Intended for healthcare professionals

Letters Dietary sugars and body weight

Authors’ reply to Cottrell and Wittekind

BMJ 2013; 346 doi: https://doi.org/10.1136/bmj.f1240 (Published 13 March 2013) Cite this as: BMJ 2013;346:f1240
  1. Lisa Te Morenga, research fellow12,
  2. Jim Mann, professor123,
  3. Simonette Mallard, research assistant1
  1. 1Departments of Human Nutrition and Medicine, University of Otago, PO Box 56, Dunedin 9054, New Zealand
  2. 2Riddet Institute, University of Otago, New Zealand
  3. 3Edgar National Centre for Diabetes and Obesity Research, University of Otago, New Zealand
  1. jim.mann{at}otago.ac.nz

Our meta-analysis was mainly intended to determine the effect on body weight of increased or decreased intake of sugars or food and drink containing sugars in free living people.1 2 It was therefore appropriate to exclude studies in which changes in other dietary or exercise practices were recommended and to include studies where total energy intake was not prescribed. Inevitably, in such studies some changes in protein, fat, and energy intake occurred, but rather than confound our results, this enabled us to answer the practical question we had posed.

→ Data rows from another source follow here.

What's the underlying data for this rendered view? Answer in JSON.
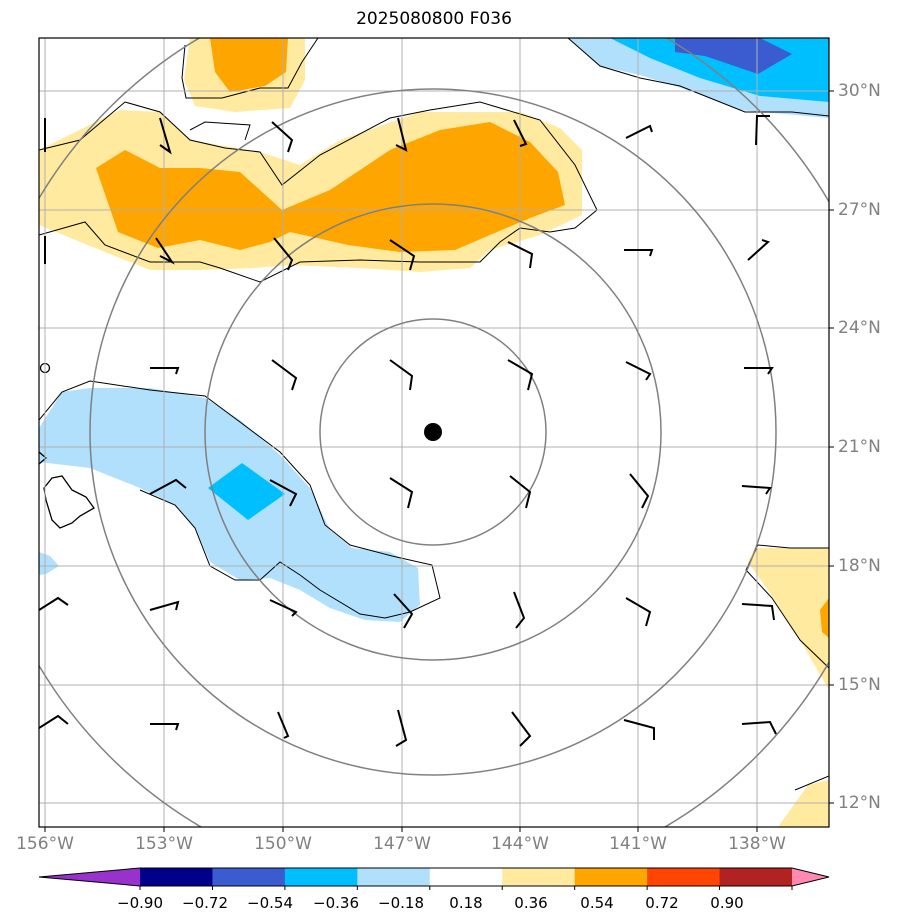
{
  "title": "2025080800 F036",
  "lon_labels": [
    "156°W",
    "153°W",
    "150°W",
    "147°W",
    "144°W",
    "141°W",
    "138°W"
  ],
  "lat_labels": [
    "30°N",
    "27°N",
    "24°N",
    "21°N",
    "18°N",
    "15°N",
    "12°N"
  ],
  "colorbar": {
    "ticks": [
      "−0.90",
      "−0.72",
      "−0.54",
      "−0.36",
      "−0.18",
      "0.18",
      "0.36",
      "0.54",
      "0.72",
      "0.90"
    ],
    "colors": [
      "#9932cc",
      "#00008b",
      "#3b5bd0",
      "#00bfff",
      "#b0e0fb",
      "#ffffff",
      "#ffeaa0",
      "#ffa500",
      "#ff4500",
      "#b22222",
      "#ff89b0"
    ]
  },
  "storm_center": "filled-circle-marker",
  "range_rings": 4,
  "colors": {
    "grid": "#b0b0b0",
    "rings": "#808080",
    "coast": "#000000"
  }
}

Saris and colleagues compared three diets.3 Cottrell and Wittekind seem to have assumed that we compared the high sugar diet with the “control” diet.2 This was not the case. The “control” group followed a relatively high fat diet. Given the questions under examination, we appropriately compared the two other diets that had similar proportions of fat and total carbohydrate—one was higher and the other lower in sugars. Comparison with the group consuming more fat was not germane to the meta-analysis.

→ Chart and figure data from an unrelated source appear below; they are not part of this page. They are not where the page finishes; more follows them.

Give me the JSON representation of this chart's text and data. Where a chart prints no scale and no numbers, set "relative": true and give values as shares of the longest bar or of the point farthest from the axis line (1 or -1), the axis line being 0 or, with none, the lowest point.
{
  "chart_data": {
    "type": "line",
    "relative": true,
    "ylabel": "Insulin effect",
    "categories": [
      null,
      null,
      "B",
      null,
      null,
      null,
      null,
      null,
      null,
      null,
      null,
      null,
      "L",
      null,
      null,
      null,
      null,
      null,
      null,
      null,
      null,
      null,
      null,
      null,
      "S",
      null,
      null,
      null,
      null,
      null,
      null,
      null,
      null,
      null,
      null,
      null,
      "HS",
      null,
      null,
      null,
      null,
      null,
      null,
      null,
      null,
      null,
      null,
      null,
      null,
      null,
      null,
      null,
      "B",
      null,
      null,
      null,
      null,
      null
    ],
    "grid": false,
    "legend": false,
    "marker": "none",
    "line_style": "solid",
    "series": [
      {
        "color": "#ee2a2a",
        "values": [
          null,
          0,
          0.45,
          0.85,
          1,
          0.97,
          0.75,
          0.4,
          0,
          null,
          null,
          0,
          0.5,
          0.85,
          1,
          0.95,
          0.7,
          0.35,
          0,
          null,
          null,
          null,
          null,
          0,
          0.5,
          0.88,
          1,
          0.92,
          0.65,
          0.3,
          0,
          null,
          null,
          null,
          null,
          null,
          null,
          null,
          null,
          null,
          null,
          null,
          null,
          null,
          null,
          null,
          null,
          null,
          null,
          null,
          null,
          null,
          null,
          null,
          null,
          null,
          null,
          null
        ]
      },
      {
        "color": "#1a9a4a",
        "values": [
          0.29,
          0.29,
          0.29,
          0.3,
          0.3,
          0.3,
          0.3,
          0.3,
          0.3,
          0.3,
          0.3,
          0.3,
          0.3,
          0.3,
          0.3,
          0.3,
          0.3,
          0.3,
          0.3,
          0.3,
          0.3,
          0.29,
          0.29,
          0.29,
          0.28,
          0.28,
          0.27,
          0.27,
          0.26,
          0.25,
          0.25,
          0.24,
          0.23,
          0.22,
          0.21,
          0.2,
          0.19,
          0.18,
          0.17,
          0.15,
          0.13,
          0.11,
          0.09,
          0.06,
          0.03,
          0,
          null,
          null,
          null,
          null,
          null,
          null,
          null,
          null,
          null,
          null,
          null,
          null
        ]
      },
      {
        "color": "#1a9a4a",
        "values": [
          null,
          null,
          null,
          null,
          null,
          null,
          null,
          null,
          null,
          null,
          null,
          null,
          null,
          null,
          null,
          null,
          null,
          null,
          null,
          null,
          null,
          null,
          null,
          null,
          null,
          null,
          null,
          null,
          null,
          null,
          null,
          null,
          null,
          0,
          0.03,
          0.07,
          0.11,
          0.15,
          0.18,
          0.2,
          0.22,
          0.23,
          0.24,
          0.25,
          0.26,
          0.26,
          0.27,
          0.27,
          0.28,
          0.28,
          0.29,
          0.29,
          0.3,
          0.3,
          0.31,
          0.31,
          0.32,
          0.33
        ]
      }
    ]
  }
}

Heterogeneity, potential publication bias, and absence of a dose-response effect were all discussed in our paper. However, weight change was remarkably similar when sugar intake was increased or decreased over relatively short periods. In addition, there was a suggestion that the effect was more marked when dietary change was implemented over a longer period. These results all suggest that advice to limit sugar intake might usefully be included in the raft of measures needed to battle the global epidemic of obesity.